The Viceroy Tulip Bulb or 10 Rembrandt Paintings! Culture, Commerce and Drama in Holland’s Golden Age

WILSON, N.C. — On April 9, Barton College’s Artist-in-Residence J. Chris Wilson will give an illustrated lecture on the Dutch Golden Age. The latest in the “Lunch and Learn” Art Seminar Series sponsored by the Barton Art Galleries and the Barton College Friends of Visual Arts, this event will be held from Noon until 1 p.m. in The Sam and Marjorie Ragan Writing Center and will include lunch. The cost is $10 per person for Friends of the Visual Arts members and $20 for non-members. Reservations are required. Please contact Bonnie LoSchiavo in the Barton Art Galleries at 252-399-6477 or email artgalleries@barton.edu.

“Holland’s Golden Age roughly spanned the 17th century and was a period of the unparalleled rapid development into a major world force in commerce and art,” explains Wilson. “At a moment in time in February 1637, a single tulip bulb sold for the unimaginable sum equal to the value of 10 Rembrandt paintings at the pinnacle of what is now called Tulipmania. The sum paid for the single tulip bulb was also 10 times the annual salary of a skilled craftsman or the price for a town house in Amsterdam. It was also a period of extremes in other areas of culture.”

Wilson adds that both the Viceroy Tulip and Semper Augustus Tulip sold for record prices in the speculative market at the height of Tulipmania.

Wilson’s slide lecture will cover the historical, cultural, and artistic achievements of this remarkable period, including a survey of major artists, leaders in the field of portraits like Rembrandt, genre like Vermeer, landscapes like Ruisdael, and still lifes like Claesz Heda. Time will be reserved at the end of the presentation for questions.

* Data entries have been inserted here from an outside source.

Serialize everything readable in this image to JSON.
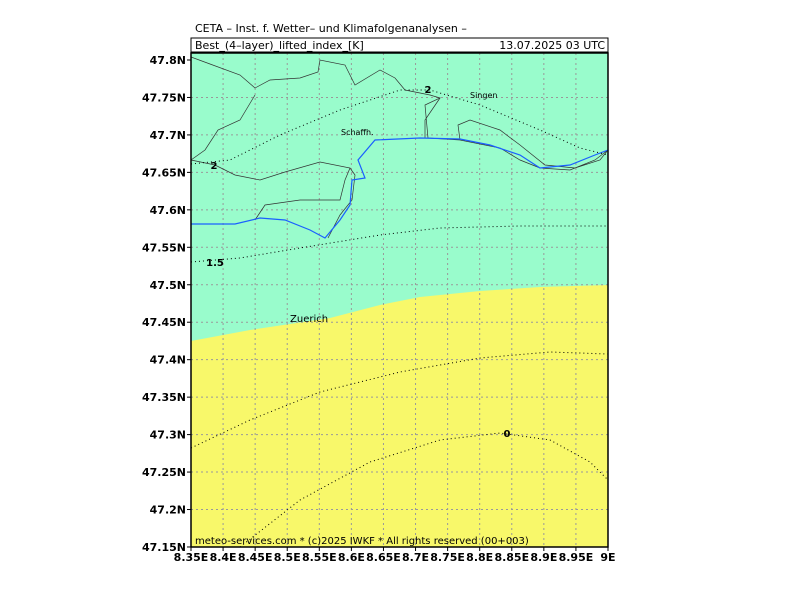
{
  "header": {
    "institute": "CETA – Inst. f. Wetter– und Klimafolgenanalysen –",
    "field": "Best_(4–layer)_lifted_index_[K]",
    "datetime": "13.07.2025 03 UTC"
  },
  "footer": "meteo-services.com * (c)2025 IWKF * All rights reserved (00+003)",
  "axes": {
    "y_labels": [
      "47.8N",
      "47.75N",
      "47.7N",
      "47.65N",
      "47.6N",
      "47.55N",
      "47.5N",
      "47.45N",
      "47.4N",
      "47.35N",
      "47.3N",
      "47.25N",
      "47.2N",
      "47.15N"
    ],
    "x_labels": [
      "8.35E",
      "8.4E",
      "8.45E",
      "8.5E",
      "8.55E",
      "8.6E",
      "8.65E",
      "8.7E",
      "8.75E",
      "8.8E",
      "8.85E",
      "8.9E",
      "8.95E",
      "9E"
    ]
  },
  "contour_labels": [
    "2",
    "2",
    "1.5",
    "0"
  ],
  "places": [
    "Singen",
    "Schaffh.",
    "Zuerich"
  ]
}
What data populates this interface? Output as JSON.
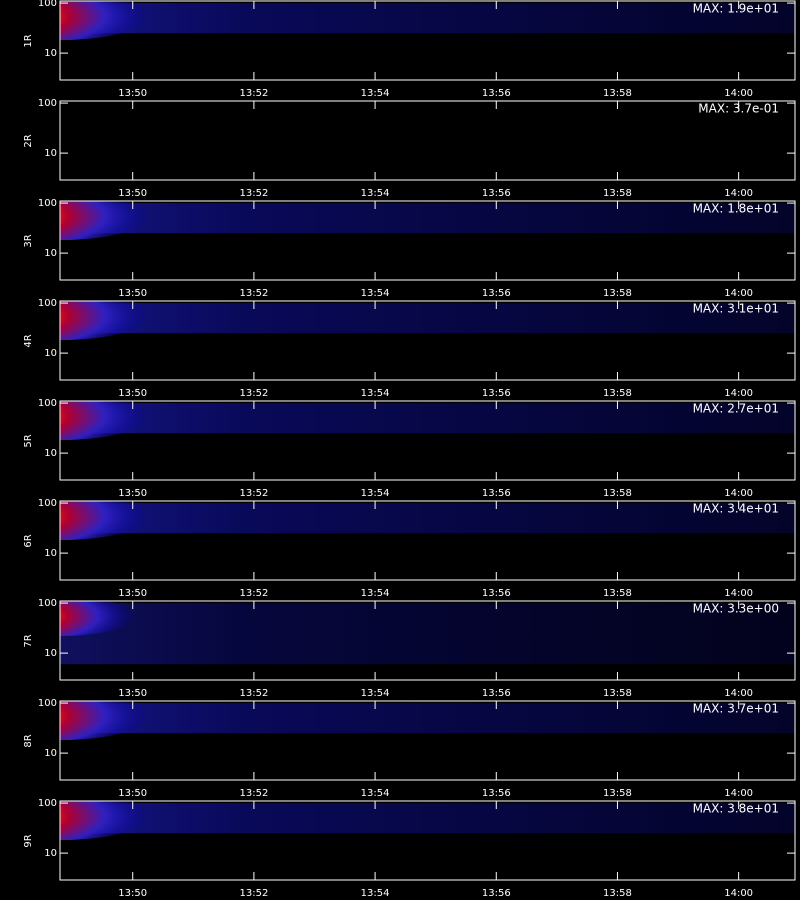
{
  "chart_data": [
    {
      "type": "heatmap",
      "ylabel": "1R",
      "annotation": "MAX: 1.9e+01",
      "log_y": true,
      "ylim": [
        2.9,
        110
      ],
      "yticks": [
        10,
        100
      ],
      "xlim": [
        828.8,
        840.93
      ],
      "xticks": [
        {
          "value": 830,
          "label": "13:50"
        },
        {
          "value": 832,
          "label": "13:52"
        },
        {
          "value": 834,
          "label": "13:54"
        },
        {
          "value": 836,
          "label": "13:56"
        },
        {
          "value": 838,
          "label": "13:58"
        },
        {
          "value": 840,
          "label": "14:00"
        }
      ]
    },
    {
      "type": "heatmap",
      "ylabel": "2R",
      "annotation": "MAX: 3.7e-01",
      "log_y": true,
      "ylim": [
        2.9,
        110
      ],
      "yticks": [
        10,
        100
      ],
      "xlim": [
        828.8,
        840.93
      ],
      "xticks": [
        {
          "value": 830,
          "label": "13:50"
        },
        {
          "value": 832,
          "label": "13:52"
        },
        {
          "value": 834,
          "label": "13:54"
        },
        {
          "value": 836,
          "label": "13:56"
        },
        {
          "value": 838,
          "label": "13:58"
        },
        {
          "value": 840,
          "label": "14:00"
        }
      ]
    },
    {
      "type": "heatmap",
      "ylabel": "3R",
      "annotation": "MAX: 1.8e+01",
      "log_y": true,
      "ylim": [
        2.9,
        110
      ],
      "yticks": [
        10,
        100
      ],
      "xlim": [
        828.8,
        840.93
      ],
      "xticks": [
        {
          "value": 830,
          "label": "13:50"
        },
        {
          "value": 832,
          "label": "13:52"
        },
        {
          "value": 834,
          "label": "13:54"
        },
        {
          "value": 836,
          "label": "13:56"
        },
        {
          "value": 838,
          "label": "13:58"
        },
        {
          "value": 840,
          "label": "14:00"
        }
      ]
    },
    {
      "type": "heatmap",
      "ylabel": "4R",
      "annotation": "MAX: 3.1e+01",
      "log_y": true,
      "ylim": [
        2.9,
        110
      ],
      "yticks": [
        10,
        100
      ],
      "xlim": [
        828.8,
        840.93
      ],
      "xticks": [
        {
          "value": 830,
          "label": "13:50"
        },
        {
          "value": 832,
          "label": "13:52"
        },
        {
          "value": 834,
          "label": "13:54"
        },
        {
          "value": 836,
          "label": "13:56"
        },
        {
          "value": 838,
          "label": "13:58"
        },
        {
          "value": 840,
          "label": "14:00"
        }
      ]
    },
    {
      "type": "heatmap",
      "ylabel": "5R",
      "annotation": "MAX: 2.7e+01",
      "log_y": true,
      "ylim": [
        2.9,
        110
      ],
      "yticks": [
        10,
        100
      ],
      "xlim": [
        828.8,
        840.93
      ],
      "xticks": [
        {
          "value": 830,
          "label": "13:50"
        },
        {
          "value": 832,
          "label": "13:52"
        },
        {
          "value": 834,
          "label": "13:54"
        },
        {
          "value": 836,
          "label": "13:56"
        },
        {
          "value": 838,
          "label": "13:58"
        },
        {
          "value": 840,
          "label": "14:00"
        }
      ]
    },
    {
      "type": "heatmap",
      "ylabel": "6R",
      "annotation": "MAX: 3.4e+01",
      "log_y": true,
      "ylim": [
        2.9,
        110
      ],
      "yticks": [
        10,
        100
      ],
      "xlim": [
        828.8,
        840.93
      ],
      "xticks": [
        {
          "value": 830,
          "label": "13:50"
        },
        {
          "value": 832,
          "label": "13:52"
        },
        {
          "value": 834,
          "label": "13:54"
        },
        {
          "value": 836,
          "label": "13:56"
        },
        {
          "value": 838,
          "label": "13:58"
        },
        {
          "value": 840,
          "label": "14:00"
        }
      ]
    },
    {
      "type": "heatmap",
      "ylabel": "7R",
      "annotation": "MAX: 3.3e+00",
      "log_y": true,
      "ylim": [
        2.9,
        110
      ],
      "yticks": [
        10,
        100
      ],
      "xlim": [
        828.8,
        840.93
      ],
      "xticks": [
        {
          "value": 830,
          "label": "13:50"
        },
        {
          "value": 832,
          "label": "13:52"
        },
        {
          "value": 834,
          "label": "13:54"
        },
        {
          "value": 836,
          "label": "13:56"
        },
        {
          "value": 838,
          "label": "13:58"
        },
        {
          "value": 840,
          "label": "14:00"
        }
      ]
    },
    {
      "type": "heatmap",
      "ylabel": "8R",
      "annotation": "MAX: 3.7e+01",
      "log_y": true,
      "ylim": [
        2.9,
        110
      ],
      "yticks": [
        10,
        100
      ],
      "xlim": [
        828.8,
        840.93
      ],
      "xticks": [
        {
          "value": 830,
          "label": "13:50"
        },
        {
          "value": 832,
          "label": "13:52"
        },
        {
          "value": 834,
          "label": "13:54"
        },
        {
          "value": 836,
          "label": "13:56"
        },
        {
          "value": 838,
          "label": "13:58"
        },
        {
          "value": 840,
          "label": "14:00"
        }
      ]
    },
    {
      "type": "heatmap",
      "ylabel": "9R",
      "annotation": "MAX: 3.8e+01",
      "log_y": true,
      "ylim": [
        2.9,
        110
      ],
      "yticks": [
        10,
        100
      ],
      "xlim": [
        828.8,
        840.93
      ],
      "xticks": [
        {
          "value": 830,
          "label": "13:50"
        },
        {
          "value": 832,
          "label": "13:52"
        },
        {
          "value": 834,
          "label": "13:54"
        },
        {
          "value": 836,
          "label": "13:56"
        },
        {
          "value": 838,
          "label": "13:58"
        },
        {
          "value": 840,
          "label": "14:00"
        }
      ]
    }
  ]
}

Wilson, having served on the Barton College faculty for 38 years, was named professor emeritus of art in spring 2012. With a passion for bringing art into the community, he has been involved in symposia, community presentations, and publications on art, decorative arts, and historic preservation. Wilson has also served on the boards of the Edgecombe County Cultural Arts Council, the Arts Council of Wilson, the Board of Advisors for Preservation/NC. He currently serves on the board of the Blount Bridgers Museum/Hobson Pittman Memorial Foundation, the Board of Directors of Preservation NC, and The Arts Council of Wilmington and New Hanover County.

Most recently, he is working on a 100-painting series “From Murphy to Manteo — An Artist’s Scenic Journey” of which a number of works are currently on view at the North Carolina Museum of History in Raleigh. Wilson was the subject of a feature article in the March issue of “Our State” magazine.

Wilson earned a Master of Fine Arts degree from the University of Georgia, where he also completed post-graduate work, with Lamar Dodd as his major professor. He has exhibited throughout the Southeast and across all of North Carolina. Wilson’s art is represented in numerous public and private collections in the United States, especially in the Southeast, and in England, Japan and Saudi Arabia.